C+

Amnesia won’t let you forget for a second what it’s really about

Amnesia won’t let you forget for a second what it’s really about

Subtext isn’t exactly Barbet Schroeder’s primary concern in Amnesia, his first dramatic feature since 2008’s poorly received Inju: The Beast In The Shadow (which never even got a U.S. release). It’s one thing to give your movie a title that spells out its theme—in this case, the willful refusal to contend with past horrors, as practiced by Germans of a certain age. It’s quite another, though, to construct the narrative for such a project around a nightclub that’s actually called Amnesia. This is a real place, as it happens—you can find it in Ibiza, where Amnesia is set, and it was founded well before 1990, when most of the film’s action takes place—but that’s no excuse. Schroeder wrote the screenplay with three collaborators, and it’s hard to believe that not one of them thought to say, “Yo, Barb, don’t you think that’s maybe just a wee bit on the nose?” Especially since their script also saddles the cast with blunt dialogue, laying out ideas at the expense of credibly evasive and self-protective human behavior (to say nothing of realistic conversational rhythms).
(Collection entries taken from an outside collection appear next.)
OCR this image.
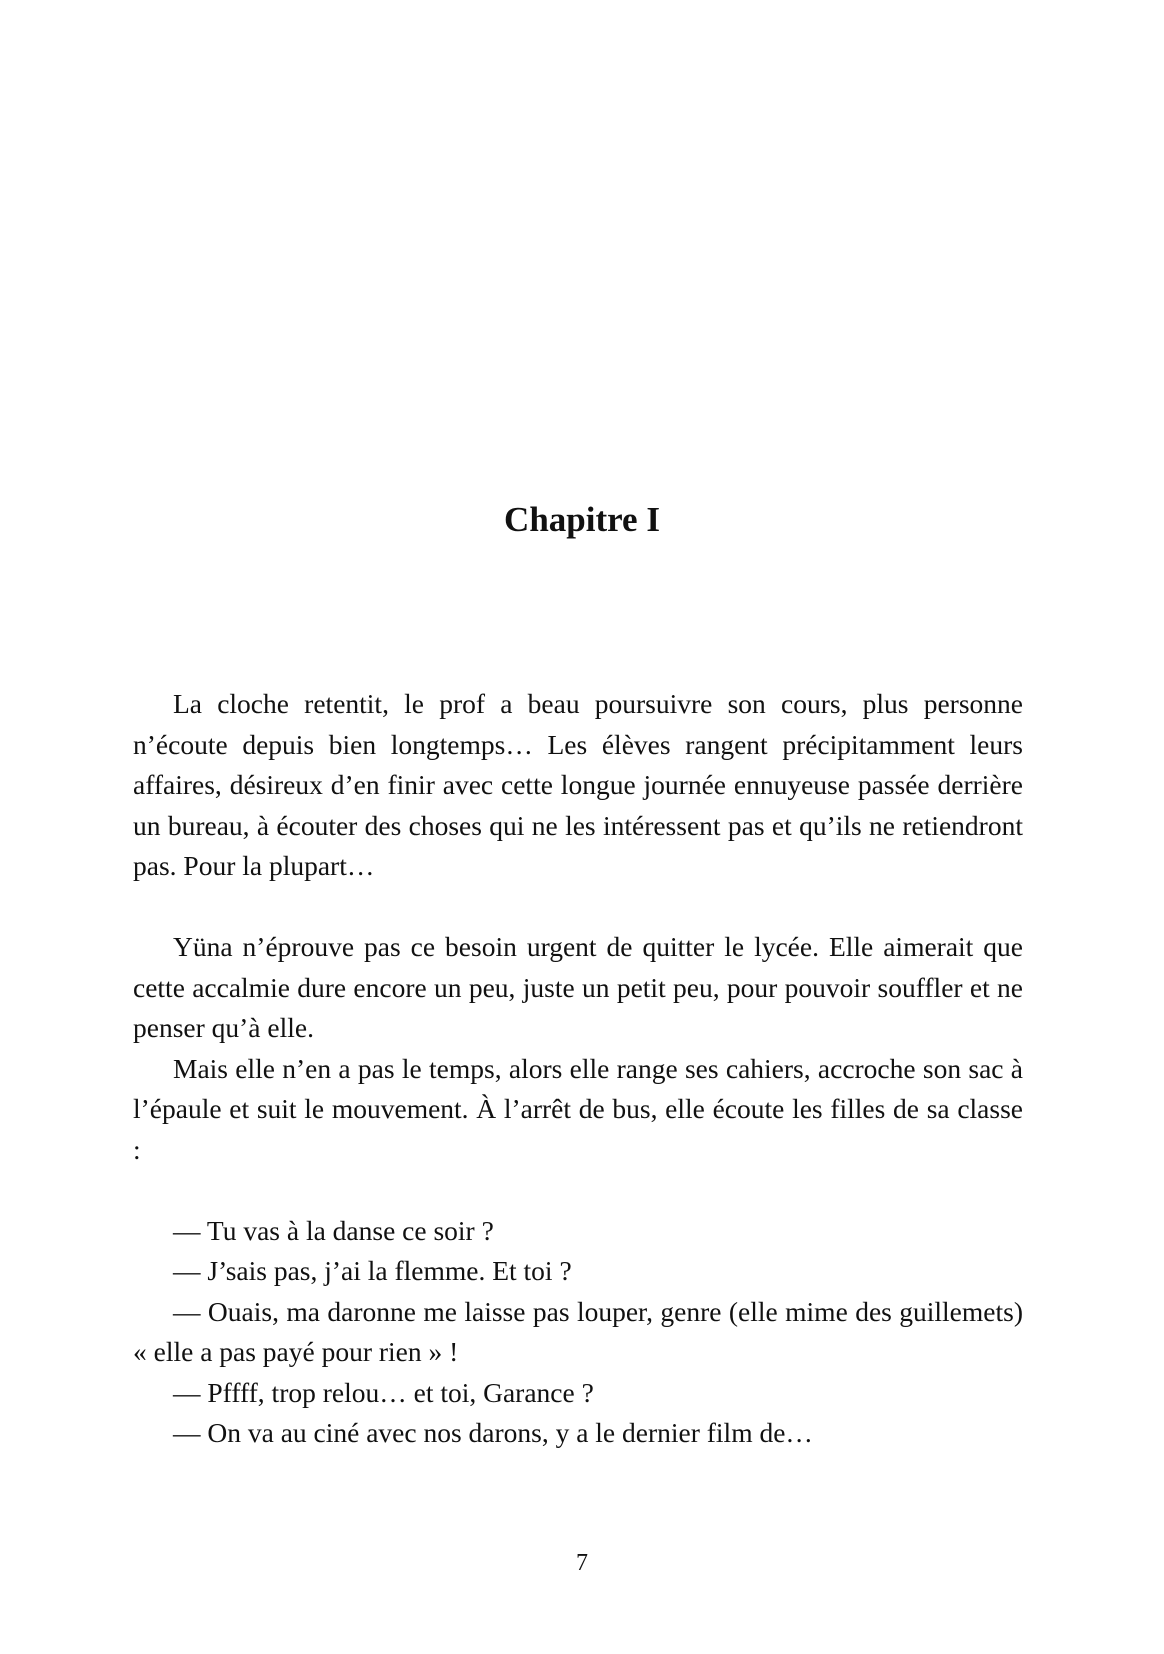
Chapitre I

La cloche retentit, le prof a beau poursuivre son cours, plus personne n’écoute depuis bien longtemps… Les élèves rangent précipitamment leurs affaires, désireux d’en finir avec cette longue journée ennuyeuse passée derrière un bureau, à écouter des choses qui ne les intéressent pas et qu’ils ne retiendront pas. Pour la plupart…

Yüna n’éprouve pas ce besoin urgent de quitter le lycée. Elle aimerait que cette accalmie dure encore un peu, juste un petit peu, pour pouvoir souffler et ne penser qu’à elle.

Mais elle n’en a pas le temps, alors elle range ses cahiers, accroche son sac à l’épaule et suit le mouvement. À l’arrêt de bus, elle écoute les filles de sa classe :

— Tu vas à la danse ce soir ?

— J’sais pas, j’ai la flemme. Et toi ?

— Ouais, ma daronne me laisse pas louper, genre (elle mime des guillemets) « elle a pas payé pour rien » !

— Pffff, trop relou… et toi, Garance ?

— On va au ciné avec nos darons, y a le dernier film de…

7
That’s mostly in the second half, though. At first, Amnesia appears to chronicle a platonic romance between Martha (Marthe Keller), a German-born woman in her 60s, and her new neighbor, Jo (Max Riemelt), who’s about three decades younger. Jo likewise hails from Germany, but Martha insists on speaking English with him, pretending not to understand when he talks to friends in his native tongue. She also declines an offer of German wine and insists on taking her own car rather than Jo’s Volkswagen. These hints of past trauma remain in the background until Jo receives a visit from his mother and grandfather, and polite chitchat over lunch leads to a discussion of what granddad (Bruno Ganz) did in World War II. Decades of lies to his family crumble under Martha’s interrogation, while Jo’s mother (Corinna Kirchhoff) points out that pretending not to be German isn’t a sign of mental health either. Will all of this angst prevent Jo from realizing his long-held dream of becoming a famed EDM DJ at Amnesia?

Every shot of that club’s neon sign is like a clonk on the head, especially as it becomes clear that Jo’s presence in the story—as aspiring DJ, age-inappropriate love interest, and proud young German—is really just a means of engineering the lengthy, climactic showdown with his father. Thankfully, the film stirs to life for that stretch, simply because Keller (who’s actually Swiss, perhaps best known to Americans from Marathon Man) and Ganz (definitely best known to Americans as splenetic Hitler in a zillion re-subtitled Downfall memes) are such consummate pros, capable of mining genuine emotional catharsis from a contrived situation. Schroeder was reportedly inspired to make Amnesia as a tribute to his mother, who left Germany not long after the Nazis came to power and never wanted to return; he even shot the film in the house where she lived for many years (which was also a major location in his 1969 debut, More). But neither he nor his co-writers managed to prevent their ostensible subtext from swamping the text.